Acclaimed psychotherapist Phil Stutz has spent his life pondering the big challenges that we all face. In a collection of 30 powerful short essays, he reveals the solutions to life's most pressing issues, with new insights to the unique challenges of our modern age.
Whether you are dealing with uncomfortable emotions like envy and anger, trying to overcome bad habits or struggling with insecurities, Lessons for Living addresses real-world circumstances and hard truths and helps you to understand and accept the painful parts of life that we will all inevitably experience.

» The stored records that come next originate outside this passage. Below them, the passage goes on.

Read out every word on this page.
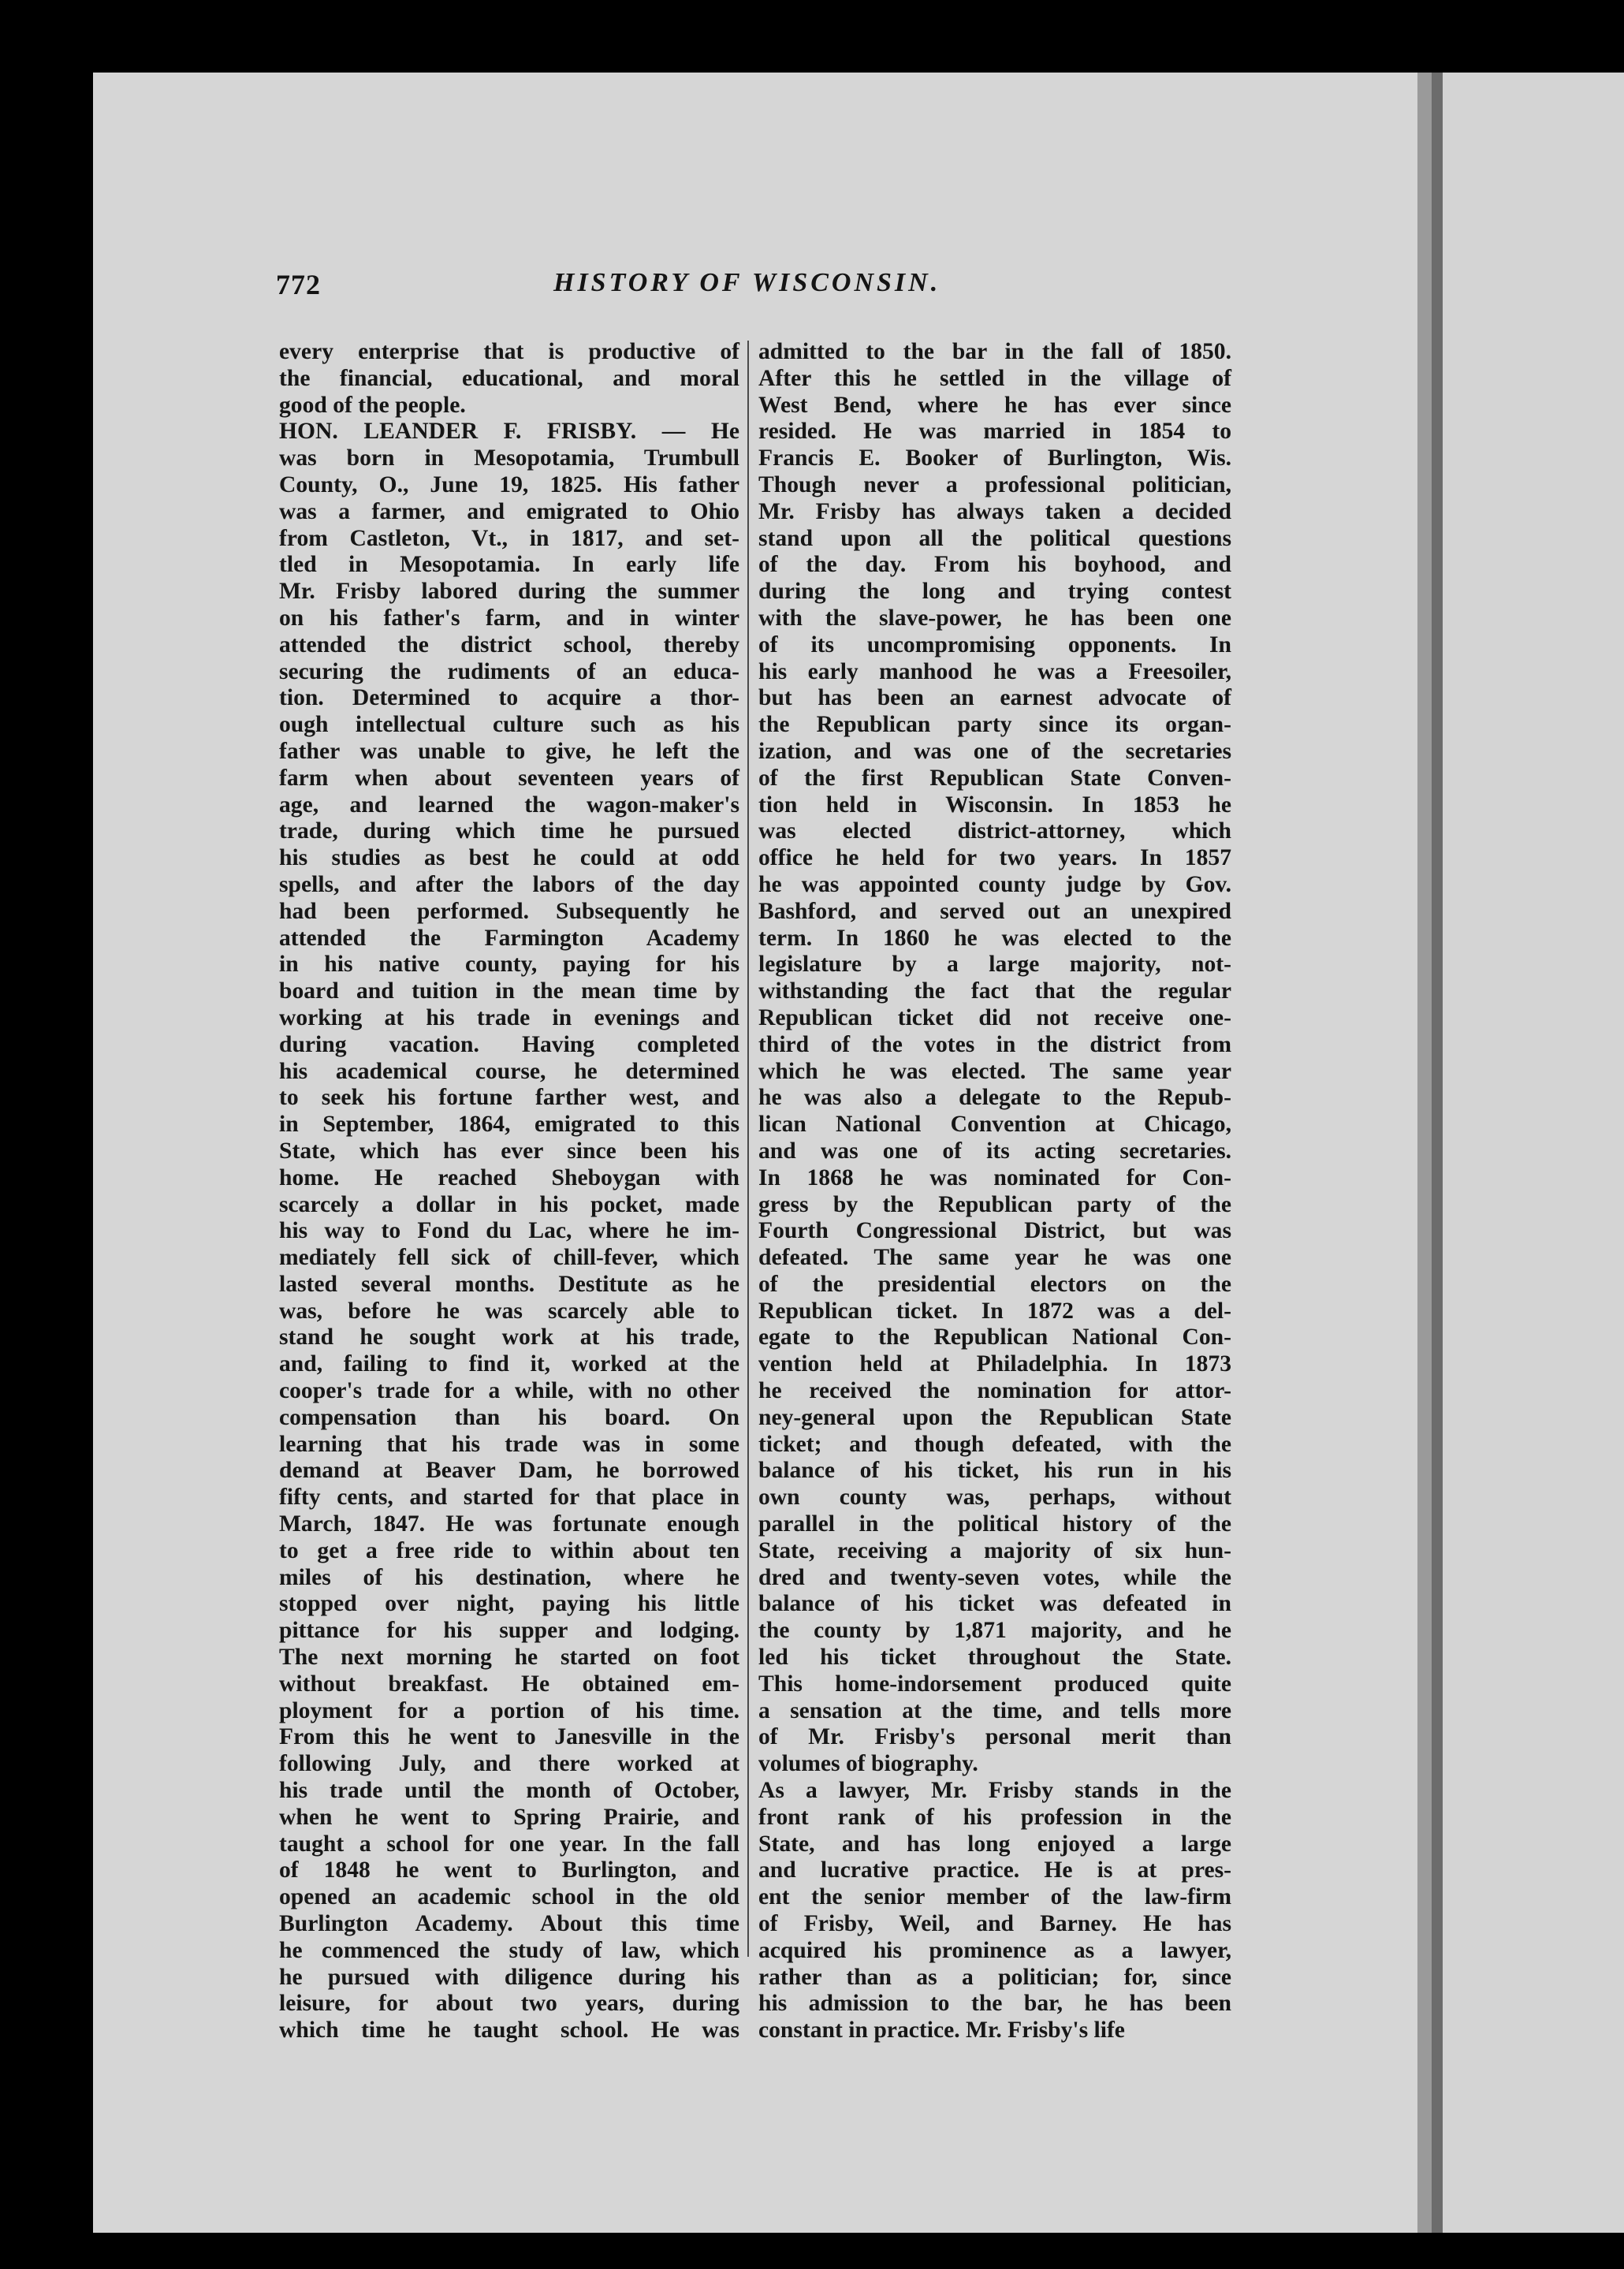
772	HISTORY OF WISCONSIN.
every enterprise that is productive of
the financial, educational, and moral
good of the people.
HON. LEANDER F. FRISBY. — He
was born in Mesopotamia, Trumbull
County, O., June 19, 1825. His father
was a farmer, and emigrated to Ohio
from Castleton, Vt., in 1817, and set-
tled in Mesopotamia. In early life
Mr. Frisby labored during the summer
on his father's farm, and in winter
attended the district school, thereby
securing the rudiments of an educa-
tion. Determined to acquire a thor-
ough intellectual culture such as his
father was unable to give, he left the
farm when about seventeen years of
age, and learned the wagon-maker's
trade, during which time he pursued
his studies as best he could at odd
spells, and after the labors of the day
had been performed. Subsequently he
attended the Farmington Academy
in his native county, paying for his
board and tuition in the mean time by
working at his trade in evenings and
during vacation. Having completed
his academical course, he determined
to seek his fortune farther west, and
in September, 1864, emigrated to this
State, which has ever since been his
home. He reached Sheboygan with
scarcely a dollar in his pocket, made
his way to Fond du Lac, where he im-
mediately fell sick of chill-fever, which
lasted several months. Destitute as he
was, before he was scarcely able to
stand he sought work at his trade,
and, failing to find it, worked at the
cooper's trade for a while, with no other
compensation than his board. On
learning that his trade was in some
demand at Beaver Dam, he borrowed
fifty cents, and started for that place in
March, 1847. He was fortunate enough
to get a free ride to within about ten
miles of his destination, where he
stopped over night, paying his little
pittance for his supper and lodging.
The next morning he started on foot
without breakfast. He obtained em-
ployment for a portion of his time.
From this he went to Janesville in the
following July, and there worked at
his trade until the month of October,
when he went to Spring Prairie, and
taught a school for one year. In the fall
of 1848 he went to Burlington, and
opened an academic school in the old
Burlington Academy. About this time
he commenced the study of law, which
he pursued with diligence during his
leisure, for about two years, during
which time he taught school. He was
admitted to the bar in the fall of 1850.
After this he settled in the village of
West Bend, where he has ever since
resided. He was married in 1854 to
Francis E. Booker of Burlington, Wis.
Though never a professional politician,
Mr. Frisby has always taken a decided
stand upon all the political questions
of the day. From his boyhood, and
during the long and trying contest
with the slave-power, he has been one
of its uncompromising opponents. In
his early manhood he was a Freesoiler,
but has been an earnest advocate of
the Republican party since its organ-
ization, and was one of the secretaries
of the first Republican State Conven-
tion held in Wisconsin. In 1853 he
was elected district-attorney, which
office he held for two years. In 1857
he was appointed county judge by Gov.
Bashford, and served out an unexpired
term. In 1860 he was elected to the
legislature by a large majority, not-
withstanding the fact that the regular
Republican ticket did not receive one-
third of the votes in the district from
which he was elected. The same year
he was also a delegate to the Repub-
lican National Convention at Chicago,
and was one of its acting secretaries.
In 1868 he was nominated for Con-
gress by the Republican party of the
Fourth Congressional District, but was
defeated. The same year he was one
of the presidential electors on the
Republican ticket. In 1872 was a del-
egate to the Republican National Con-
vention held at Philadelphia. In 1873
he received the nomination for attor-
ney-general upon the Republican State
ticket; and though defeated, with the
balance of his ticket, his run in his
own county was, perhaps, without
parallel in the political history of the
State, receiving a majority of six hun-
dred and twenty-seven votes, while the
balance of his ticket was defeated in
the county by 1,871 majority, and he
led his ticket throughout the State.
This home-indorsement produced quite
a sensation at the time, and tells more
of Mr. Frisby's personal merit than
volumes of biography.
As a lawyer, Mr. Frisby stands in the
front rank of his profession in the
State, and has long enjoyed a large
and lucrative practice. He is at pres-
ent the senior member of the law-firm
of Frisby, Weil, and Barney. He has
acquired his prominence as a lawyer,
rather than as a politician; for, since
his admission to the bar, he has been
constant in practice. Mr. Frisby's life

Filled with tips and tricks that will reframe your worldview, this book will offer you a new way to think about life and empower you to unleash your full potential.
PUBLISHERS WEEKLY
In these insightful if uneven essays reworked from the 1990s and early 2000s, psychiatrist Stutz (coauthor of Coming Alive) addresses a host of common emotional problems within an action-oriented psychotherapeutic framework. After becoming "demoralized" early in his career by the "inability of psychiatry to really help patients," Stutz developed "The Tools," a system designed to unlock "the infinite wisdom of the present" through a focus on routine skills practice ("If you want to change a process, you need to work on it daily"), forward motion ("the highest value is taking the next step into your future"), and a belief in higher forces, whether religious or nondenominational ("God or flow or the unconscious"). The selections tackle such problems as anger, insecurity, and relationship struggles, devoting particular attention to "Part X," an "inner adversary" that can be defeated through such interventions as praying or tapping into the "powerful energy... you get when you deprive yourself of an addiction." Despite some repetition between essays and a tendency toward generalities ("make every day you live, every action you take, personally meaningful"), readers will appreciate the author's wise and well-informed observations, which are often distilled into salient takeaways, such as this one from the entry on familial guilt and obligation: "only what you give to others in free will has lasting value." Patient readers will find plenty of wisdom here. Correction: An earlier version of this review mistakenly stated that the author co-developed "The Tools."